アメリカ/メリーゴーラウンド 1988.10.1【World Topics Stamp Collection】

0

『手掘りの木馬が色鮮やかに蘇る』

 動物園ならび、子供たちの夢を育てるプレイランド・遊園地。最近はコークスクリュー、ループなど"絶叫マシン"と呼ばれる機種がつぎつぎと開発され、人気を集めているが、いつの時代も、かわらない人気があり、遊園地には欠かせないものといえば、観覧車と木馬。この4種の田型連印切手には、民芸品としての木彫りの回転木馬(▷左上:シカ、▷右上:ウマ、▷左下:ラクダ、▷右下:ヤギ)が描かれ、木彫りの緻密な細工と鮮やかな彩りを再現している。

 一般に使われる<メリーゴーラウンド>の名称はイギリスの呼び方で、アメリカでは<カルーセル(carrousel)>と呼ばれている。カルーセルは、イタリアやフランスで、17世紀にはやった馬上試合のことだが、その際、馬に派手な武具をつけていたので、回転木馬にもそれに似た装飾をほどこし、カルーセルと名付けたらしい。18世紀初頭には、フランスの玩具商が回転台の上に木馬を乗せ、人力または馬力で台をゆっくり動かすという見世物をはじめ、その後、イギリスのフレデリック・サベッジ(1828-1897)が蒸気機関によって円盤を回転させ、クランクで木馬を上下させる装置を開発した。20世紀初頭のドイツが回転木馬の黄金時代と言われ、1907年に制作された<エル・ドラド>は、当時の技術と芸術の結晶と称えらたほどの優美なもので、アメリカを経て、現在は東京・練馬区の豊島園で楽しまれている。日本に初登場したのは1903年、大阪の第5回内国勧業博覧会で、メリーゴーランドを「快回機」と訳していたという。

※1988年当初の説明です。

#切手

Default
  • File

    お気に入り切手ミュージアム

    2020/01/12 - 編集済み

    カルーセルエル・ドラドですが、2010年に機械遺産に登録されています。

    ※『機械遺産』(Mechanical Engineering Heritage)とは、歴史に残る機械技術関連遺産を大切に保存し、文化的遺産として次世代に伝えることを目的に、日本国内の機械技術面で歴史的意義のあるものに対して、日本機械学会が認定したものを言います。

    File
    返信する
  • 文献より・・・

    「カルーセルエルドラド」は、1907年にドイツのヒューゴー・ハッセによって作られました。
    カルーセルは同年にドイツのミュンヘンで開催された“オクトーバーフェスト”において、初めて人々に披露されました。
    当時は「トロットワール・ルーラン(動く歩道)」と呼ばれ、世界最大にしてもっとも豪華なカルーセルと言われていました。
    今にも動き出しそうな見事な造形の24体の木馬をはじめ、豚やゴンドラ、馬車などすべてが木造のカルーセルは、すべてが手彫りされたものです。
    天使や女神など全体に施された精巧な美術工芸は、当時全盛だったアールヌーボー様式の豪華な彫刻作品で埋め尽くされ、現在でも大変な価値を持ったものと評価されています。

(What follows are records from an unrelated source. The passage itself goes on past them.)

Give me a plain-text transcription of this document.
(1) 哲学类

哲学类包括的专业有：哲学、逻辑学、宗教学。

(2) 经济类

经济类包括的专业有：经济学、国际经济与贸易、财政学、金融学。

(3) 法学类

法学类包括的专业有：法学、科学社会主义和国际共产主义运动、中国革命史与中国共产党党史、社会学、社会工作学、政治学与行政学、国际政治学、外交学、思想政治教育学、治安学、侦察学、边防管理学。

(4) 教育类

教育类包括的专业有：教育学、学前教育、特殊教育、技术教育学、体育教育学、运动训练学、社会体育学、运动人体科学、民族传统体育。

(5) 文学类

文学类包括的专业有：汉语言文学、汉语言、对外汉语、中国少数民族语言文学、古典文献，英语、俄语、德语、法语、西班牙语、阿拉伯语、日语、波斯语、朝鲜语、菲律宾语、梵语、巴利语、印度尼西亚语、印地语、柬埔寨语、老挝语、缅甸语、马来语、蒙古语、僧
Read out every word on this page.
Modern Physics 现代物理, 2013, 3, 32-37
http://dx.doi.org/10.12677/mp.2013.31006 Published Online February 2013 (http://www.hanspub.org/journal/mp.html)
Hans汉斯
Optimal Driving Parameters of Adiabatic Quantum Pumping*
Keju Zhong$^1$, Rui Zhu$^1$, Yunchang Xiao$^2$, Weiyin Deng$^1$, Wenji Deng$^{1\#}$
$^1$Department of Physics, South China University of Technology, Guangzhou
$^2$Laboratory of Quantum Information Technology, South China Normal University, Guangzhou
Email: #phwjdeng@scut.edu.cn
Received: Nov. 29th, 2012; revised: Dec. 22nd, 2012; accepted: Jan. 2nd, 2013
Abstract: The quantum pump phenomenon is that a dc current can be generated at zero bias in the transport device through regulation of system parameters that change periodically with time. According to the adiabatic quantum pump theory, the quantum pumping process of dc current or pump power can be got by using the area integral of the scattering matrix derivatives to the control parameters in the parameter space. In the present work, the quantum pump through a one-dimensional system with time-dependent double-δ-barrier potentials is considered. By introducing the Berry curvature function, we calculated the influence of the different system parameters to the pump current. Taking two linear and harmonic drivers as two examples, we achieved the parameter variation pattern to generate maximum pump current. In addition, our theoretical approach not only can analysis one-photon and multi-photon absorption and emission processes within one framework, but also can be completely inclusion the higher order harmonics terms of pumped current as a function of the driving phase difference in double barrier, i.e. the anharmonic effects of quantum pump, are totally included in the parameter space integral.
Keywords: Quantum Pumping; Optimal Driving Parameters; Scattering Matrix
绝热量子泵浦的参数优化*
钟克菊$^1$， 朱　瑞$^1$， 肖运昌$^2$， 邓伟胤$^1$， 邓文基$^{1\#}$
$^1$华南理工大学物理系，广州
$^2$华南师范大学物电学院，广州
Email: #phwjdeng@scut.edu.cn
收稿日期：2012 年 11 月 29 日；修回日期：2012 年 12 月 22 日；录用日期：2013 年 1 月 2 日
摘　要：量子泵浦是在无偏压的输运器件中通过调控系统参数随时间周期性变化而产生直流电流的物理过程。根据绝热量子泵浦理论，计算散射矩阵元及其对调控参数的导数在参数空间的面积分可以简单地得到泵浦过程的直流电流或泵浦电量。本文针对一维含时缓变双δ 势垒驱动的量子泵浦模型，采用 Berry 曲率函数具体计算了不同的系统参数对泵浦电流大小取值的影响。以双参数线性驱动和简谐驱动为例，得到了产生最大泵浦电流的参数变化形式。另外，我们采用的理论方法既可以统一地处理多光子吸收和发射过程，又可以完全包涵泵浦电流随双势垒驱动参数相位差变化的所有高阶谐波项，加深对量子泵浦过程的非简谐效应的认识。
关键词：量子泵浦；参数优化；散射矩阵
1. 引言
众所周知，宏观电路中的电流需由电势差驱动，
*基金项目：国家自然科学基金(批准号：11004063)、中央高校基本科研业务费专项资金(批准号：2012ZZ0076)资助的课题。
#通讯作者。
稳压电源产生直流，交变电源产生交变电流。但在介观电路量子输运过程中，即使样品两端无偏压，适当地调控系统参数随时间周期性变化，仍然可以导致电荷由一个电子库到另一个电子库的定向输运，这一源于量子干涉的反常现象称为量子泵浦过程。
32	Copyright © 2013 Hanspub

    製作者のヒューゴー・ハッセ(1857-1933)は機械技師で、カルーセルを蒸気機関で動かす仕事を請け負っていましたが、蒸気機関の整備士としてカーニバルを回るうちに自らもカーニバル業を始め、次々と遊戯施設を制作し、「遊園地業の王様」と呼ばれるようになりました。
    この豪華なカルーセルとともにヒューゴーはヨーロッパのカーニバルを巡業し、各地で歓迎を受けました。
    しかし、ヨーロッパには戦争を予感させる不穏な空気が漂い始めます。戦争となればその華やかな巡業も困難になるばかりか、ヨーロッパでのカーニバル自体が激減してしまいます。また、カルーセルの移動には莫大な費用がかかるため、できるだけ一箇所に留まり興業を行う必要がありました。

    1910年にドイツ皇帝ウィルヘルムⅡ世の招きによりアメリカのルーズベルト大統領が訪れた際、ヒューゴーはアメリカの遊園地にカルーセルを移すことを思いつきます。
    1911年、ともに制作に携わった弟にカルーセルを託し、ニューヨークのコニーアイランドにある遊園地スティープルチェイスに送り出しました。カルーセルはスペイン語で“黄金郷”を意味する「エルドラド」と呼ばれ、1964年に閉園するまでコニーアイランドの名物として多くの人々を楽しませました。

    遊園地が閉鎖されると「エルドラド」は解体され、ひっそりと、倉庫に収められました。
    その噂を聞きつけたとしまえんが購入し、1969年「エルドラド」はニューヨークの人々に惜しまれながら貨物船にのり、太平洋を旅して日本にやってきました。解体された「エルドラド」は、専門家の監修による修復作業を経て、製作当時の姿に復元され、1971年4月3日から再び子供達の夢をのせて回り始めたのです。